Do outro lado do palco, o outro homem, construtor de guitarras,
parece estimar a vida que tem, apesar da monotonia dos dias, do
vai e vem das pessoas, das mesmas cantigas, da mesma vida. Este
conta milhões; o outro, apenas tostões.
Faça-se aqui um parênteses para
referir que a compreensão da mensagem que contrapõe o bem
sucedido ao fracassado é tudo menos evidente ao longo da peça.
Necessário se torna uma explicação final, ainda em palco, onde
Adriano Sérgio, empresário (o não ator que contracena com
Wiborg), narra, sucintamente, o seu percurso de vida, o qual
culmina na criação do seu próprio negócio. Uma história de
sucesso, portanto. Posto isto, está tudo dito. Manuel Wiborg tem
toda a legitimidade para “ler” Fosse da forma que bem entende,
mas esta sua leitura (?) não passa dum artificio. Caso contrário,
não se veria obrigado a vir dar explicações à plateia.
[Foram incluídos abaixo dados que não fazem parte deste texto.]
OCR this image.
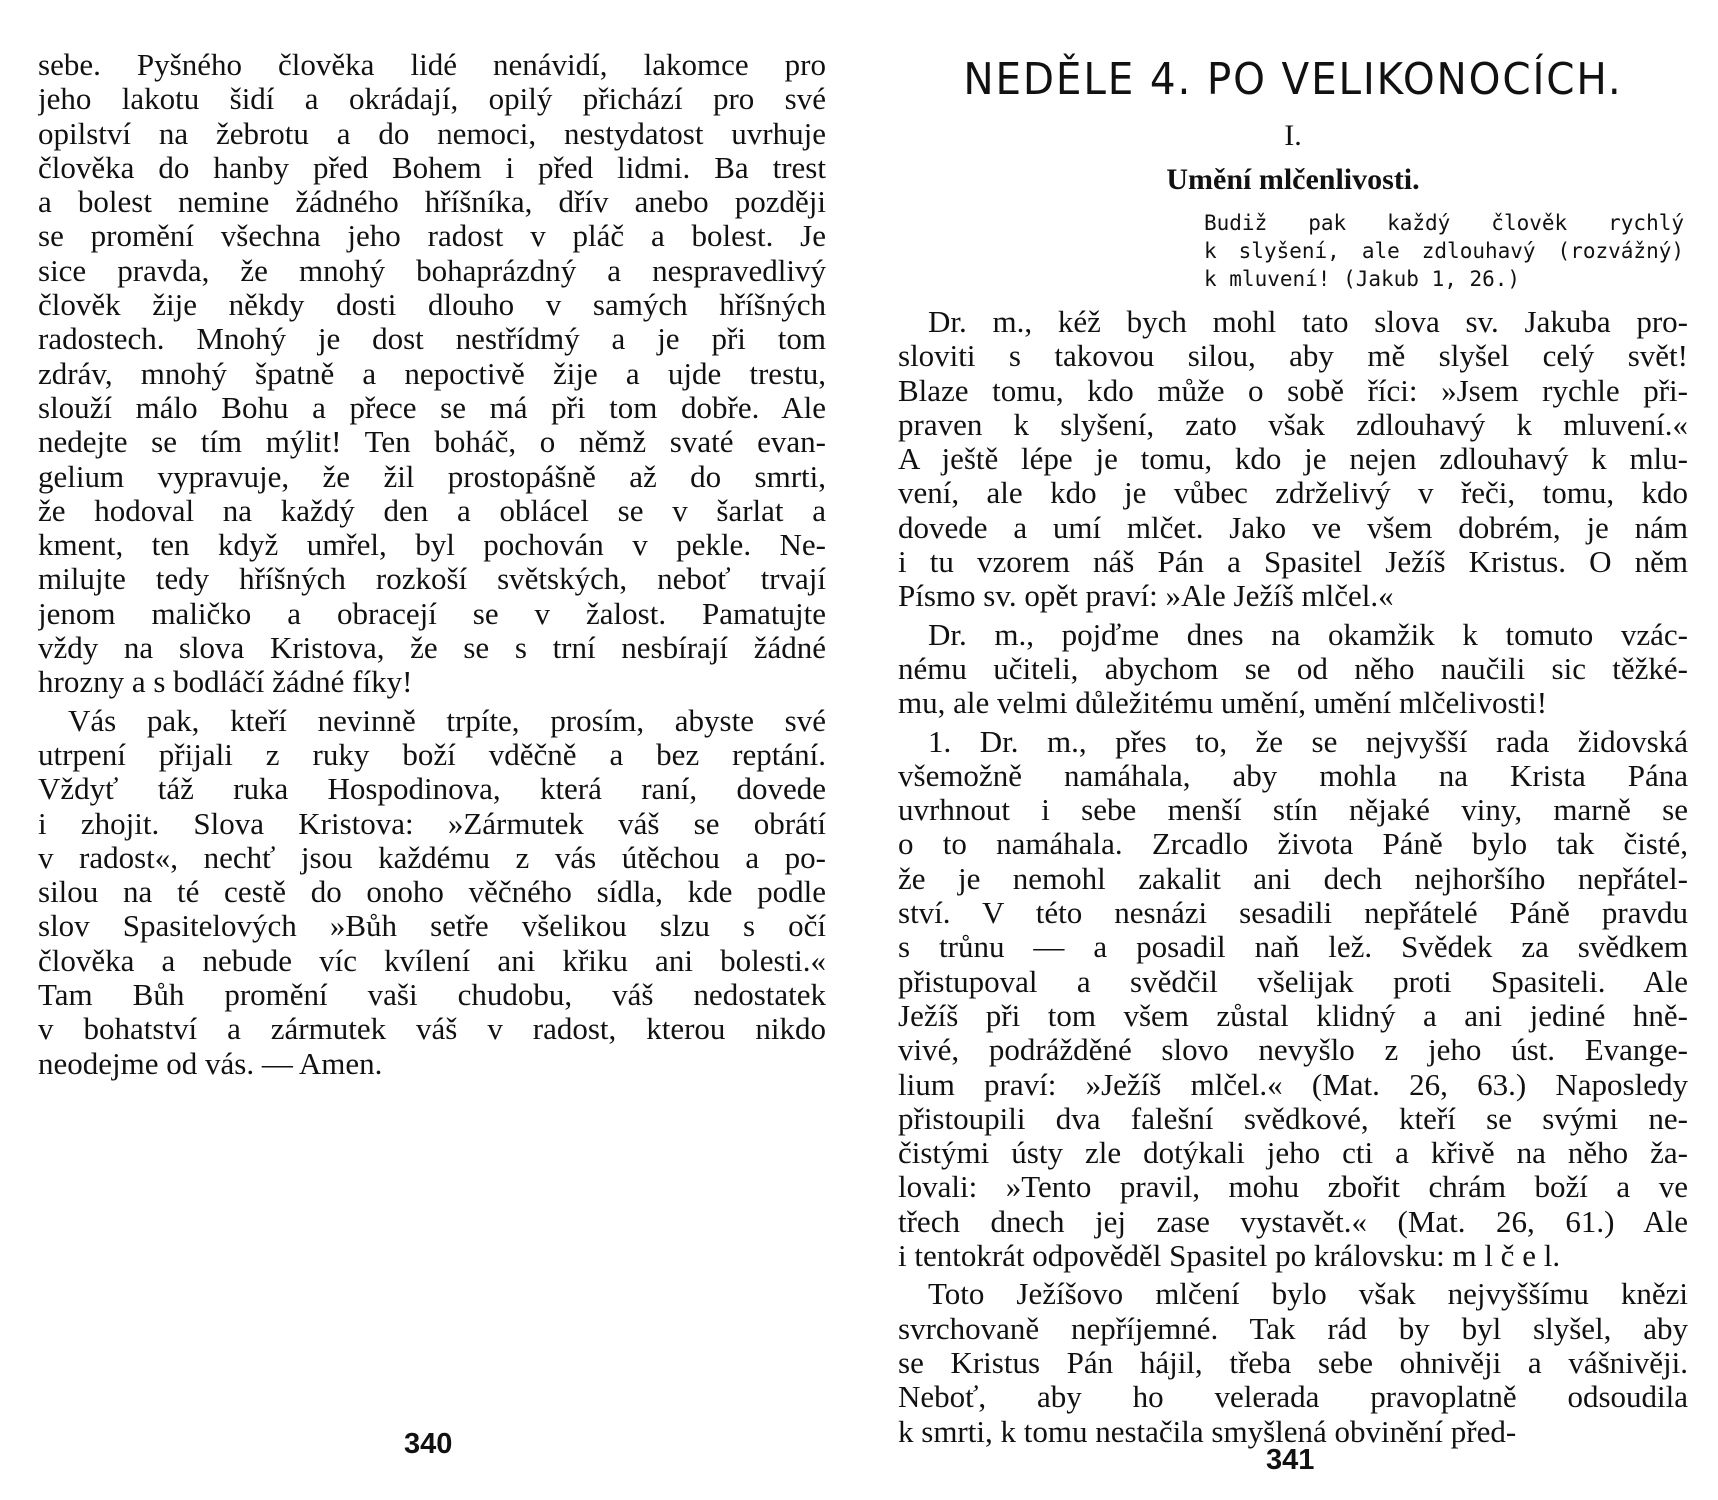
sebe. Pyšného člověka lidé nenávidí, lakomce pro
jeho lakotu šidí a okrádají, opilý přichází pro své
opilství na žebrotu a do nemoci, nestydatost uvrhuje
člověka do hanby před Bohem i před lidmi. Ba trest
a bolest nemine žádného hříšníka, dřív anebo později
se promění všechna jeho radost v pláč a bolest. Je
sice pravda, že mnohý bohaprázdný a nespravedlivý
člověk žije někdy dosti dlouho v samých hříšných
radostech. Mnohý je dost nestřídmý a je při tom
zdráv, mnohý špatně a nepoctivě žije a ujde trestu,
slouží málo Bohu a přece se má při tom dobře. Ale
nedejte se tím mýlit! Ten boháč, o němž svaté evan-
gelium vypravuje, že žil prostopášně až do smrti,
že hodoval na každý den a oblácel se v šarlat a
kment, ten když umřel, byl pochován v pekle. Ne-
milujte tedy hříšných rozkoší světských, neboť trvají
jenom maličko a obracejí se v žalost. Pamatujte
vždy na slova Kristova, že se s trní nesbírají žádné
hrozny a s bodláčí žádné fíky!
Vás pak, kteří nevinně trpíte, prosím, abyste své
utrpení přijali z ruky boží vděčně a bez reptání.
Vždyť táž ruka Hospodinova, která raní, dovede
i zhojit. Slova Kristova: »Zármutek váš se obrátí
v radost«, nechť jsou každému z vás útěchou a po-
silou na té cestě do onoho věčného sídla, kde podle
slov Spasitelových »Bůh setře všelikou slzu s očí
člověka a nebude víc kvílení ani křiku ani bolesti.«
Tam Bůh promění vaši chudobu, váš nedostatek
v bohatství a zármutek váš v radost, kterou nikdo
neodejme od vás. — Amen.
340
NEDĚLE 4. PO VELIKONOCÍCH.
I.
Umění mlčenlivosti.
Budiž pak každý člověk rychlý
k slyšení, ale zdlouhavý (rozvážný)
k mluvení! (Jakub 1, 26.)
Dr. m., kéž bych mohl tato slova sv. Jakuba pro-
sloviti s takovou silou, aby mě slyšel celý svět!
Blaze tomu, kdo může o sobě říci: »Jsem rychle při-
praven k slyšení, zato však zdlouhavý k mluvení.«
A ještě lépe je tomu, kdo je nejen zdlouhavý k mlu-
vení, ale kdo je vůbec zdrželivý v řeči, tomu, kdo
dovede a umí mlčet. Jako ve všem dobrém, je nám
i tu vzorem náš Pán a Spasitel Ježíš Kristus. O něm
Písmo sv. opět praví: »Ale Ježíš mlčel.«
Dr. m., pojďme dnes na okamžik k tomuto vzác-
nému učiteli, abychom se od něho naučili sic těžké-
mu, ale velmi důležitému umění, umění mlčelivosti!
1. Dr. m., přes to, že se nejvyšší rada židovská
všemožně namáhala, aby mohla na Krista Pána
uvrhnout i sebe menší stín nějaké viny, marně se
o to namáhala. Zrcadlo života Páně bylo tak čisté,
že je nemohl zakalit ani dech nejhoršího nepřátel-
ství. V této nesnázi sesadili nepřátelé Páně pravdu
s trůnu — a posadil naň lež. Svědek za svědkem
přistupoval a svědčil všelijak proti Spasiteli. Ale
Ježíš při tom všem zůstal klidný a ani jediné hně-
vivé, podrážděné slovo nevyšlo z jeho úst. Evange-
lium praví: »Ježíš mlčel.« (Mat. 26, 63.) Naposledy
přistoupili dva falešní svědkové, kteří se svými ne-
čistými ústy zle dotýkali jeho cti a křivě na něho ža-
lovali: »Tento pravil, mohu zbořit chrám boží a ve
třech dnech jej zase vystavět.« (Mat. 26, 61.) Ale
i tentokrát odpověděl Spasitel po královsku: m l č e l.
Toto Ježíšovo mlčení bylo však nejvyššímu knězi
svrchovaně nepříjemné. Tak rád by byl slyšel, aby
se Kristus Pán hájil, třeba sebe ohnivěji a vášnivěji.
Neboť, aby ho velerada pravoplatně odsoudila
k smrti, k tomu nestačila smyšlená obvinění před-
341
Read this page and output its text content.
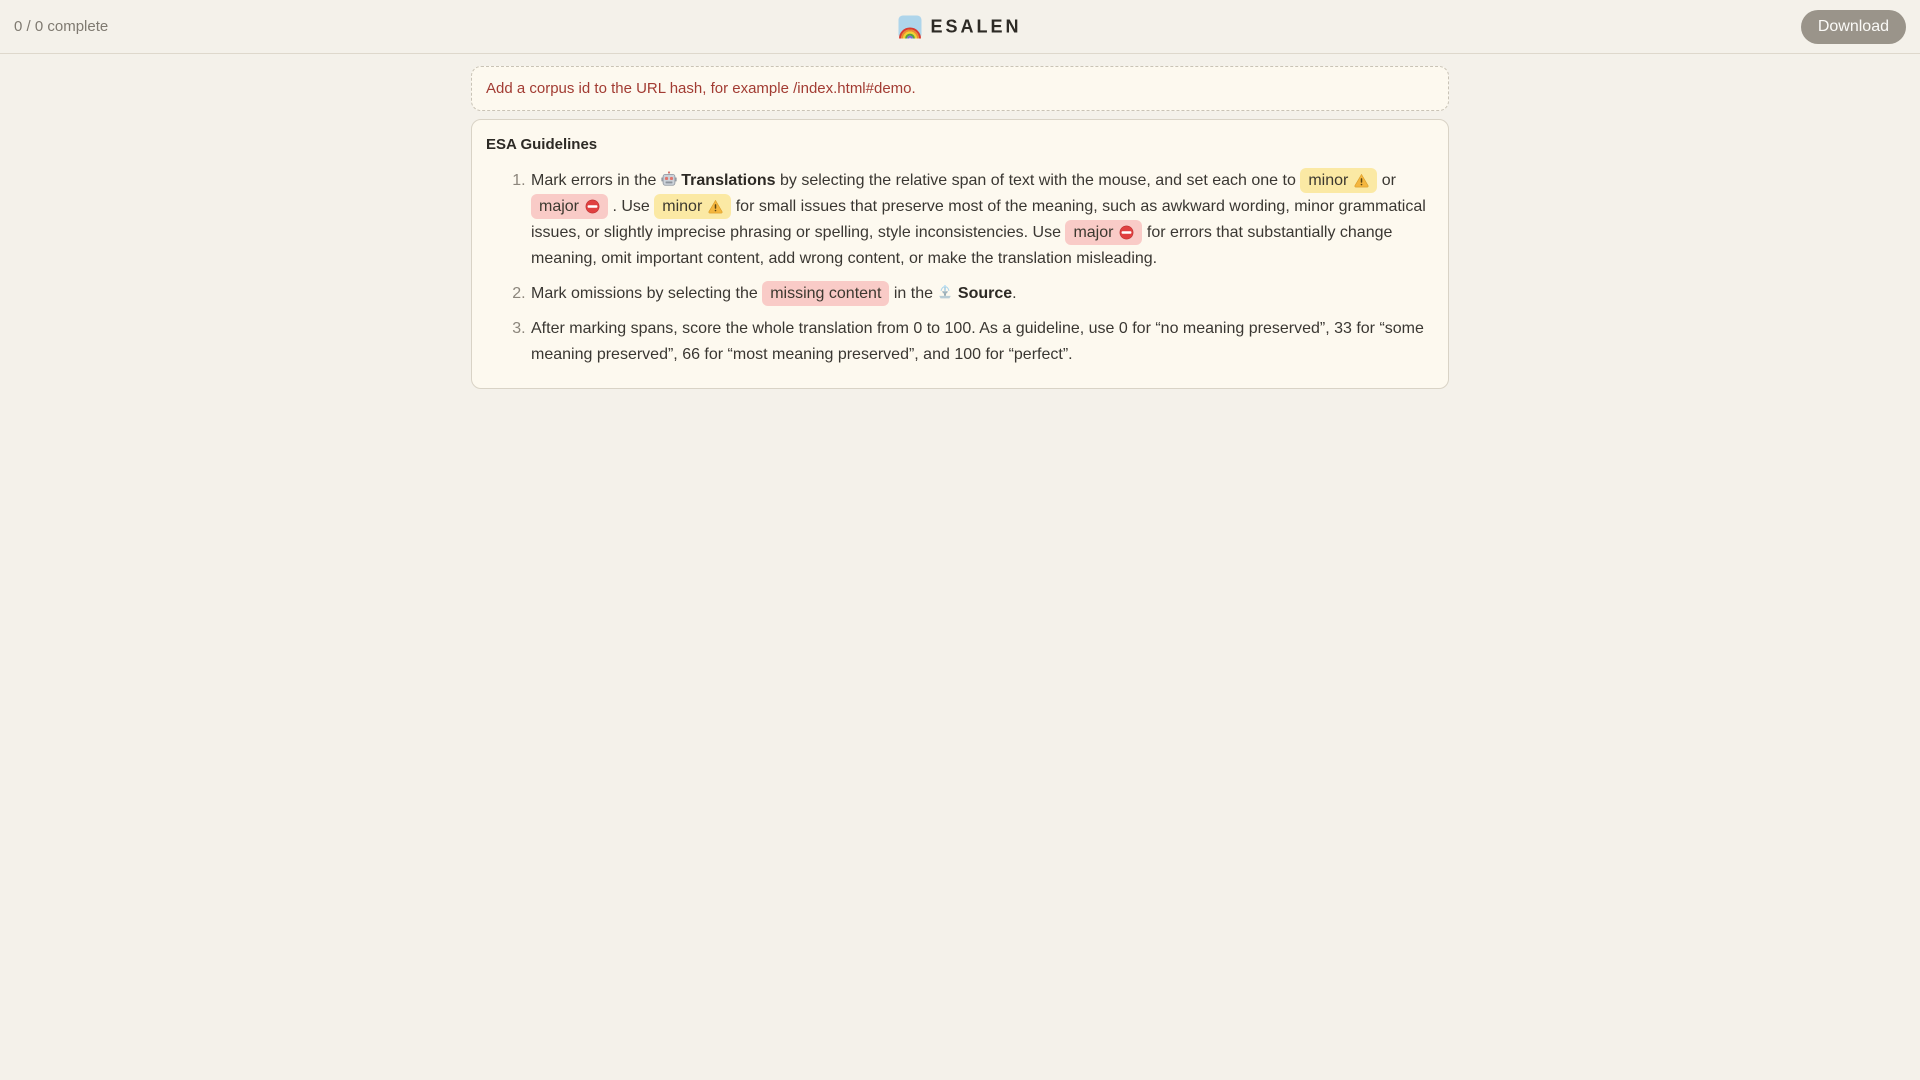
0 / 0 complete	ESALEN	Download
Add a corpus id to the URL hash, for example /index.html#demo.
ESA Guidelines
1. Mark errors in the Translations by selecting the relative span of text with the mouse, and set each one to minor or
major . Use minor for small issues that preserve most of the meaning, such as awkward wording, minor grammatical issues, or slightly imprecise phrasing or spelling, style inconsistencies. Use major for errors that substantially change meaning, omit important content, add wrong content, or make the translation misleading.
2. Mark omissions by selecting the missing content in the Source.
3. After marking spans, score the whole translation from 0 to 100. As a guideline, use 0 for “no meaning preserved”, 33 for “some meaning preserved”, 66 for “most meaning preserved”, and 100 for “perfect”.
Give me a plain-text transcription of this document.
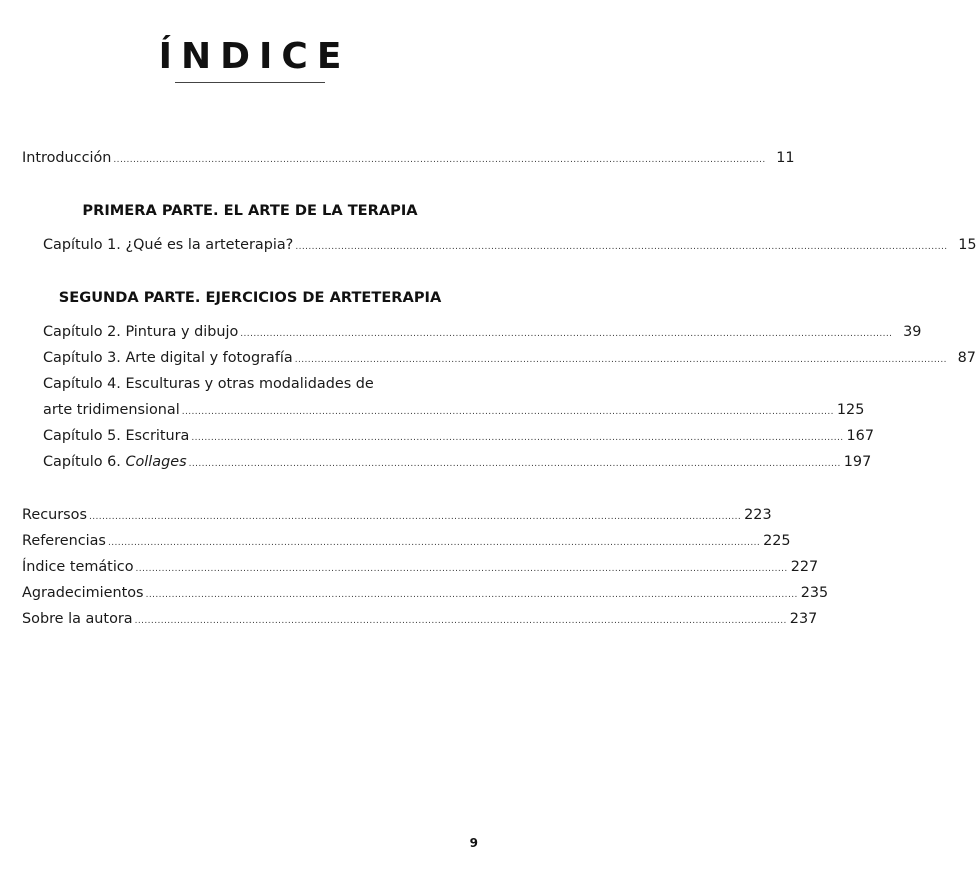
ÍNDICE
Introducción ........................................................................................................................................................................................................ 11
PRIMERA PARTE. EL ARTE DE LA TERAPIA
Capítulo 1. ¿Qué es la arteterapia? ........................................................................................................................................................................................................ 15
SEGUNDA PARTE. EJERCICIOS DE ARTETERAPIA
Capítulo 2. Pintura y dibujo ........................................................................................................................................................................................................ 39
Capítulo 3. Arte digital y fotografía ........................................................................................................................................................................................................ 87
Capítulo 4. Esculturas y otras modalidades de
arte tridimensional ........................................................................................................................................................................................................ 125
Capítulo 5. Escritura ........................................................................................................................................................................................................ 167
Capítulo 6. Collages ........................................................................................................................................................................................................ 197
Recursos ........................................................................................................................................................................................................ 223
Referencias ........................................................................................................................................................................................................ 225
Índice temático ........................................................................................................................................................................................................ 227
Agradecimientos ........................................................................................................................................................................................................ 235
Sobre la autora ........................................................................................................................................................................................................ 237
9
De tédio em tédio, com breves
apontamentos ritmados pela previsibilidade (retirar as cordas à
guitarra é um mau sucedâneo da sua obrigatória destruição),
“O Homem da Guitarra” é um exercício de mau teatro. Em
palco, Wiborg não convence. É sua a responsabilidade de dar
chama a uma chama que se apaga, mas unhas para esgalhar aquela
guitarra é coisa que prova não ter. Com tão pouco para dizer, o
mais que consegue é criar no espectador o desejo de que tudo
acabe muito rapidamente. Tarefa impossível, que põe a nu a
relatividade do tempo. Há horas que parecem eternidades!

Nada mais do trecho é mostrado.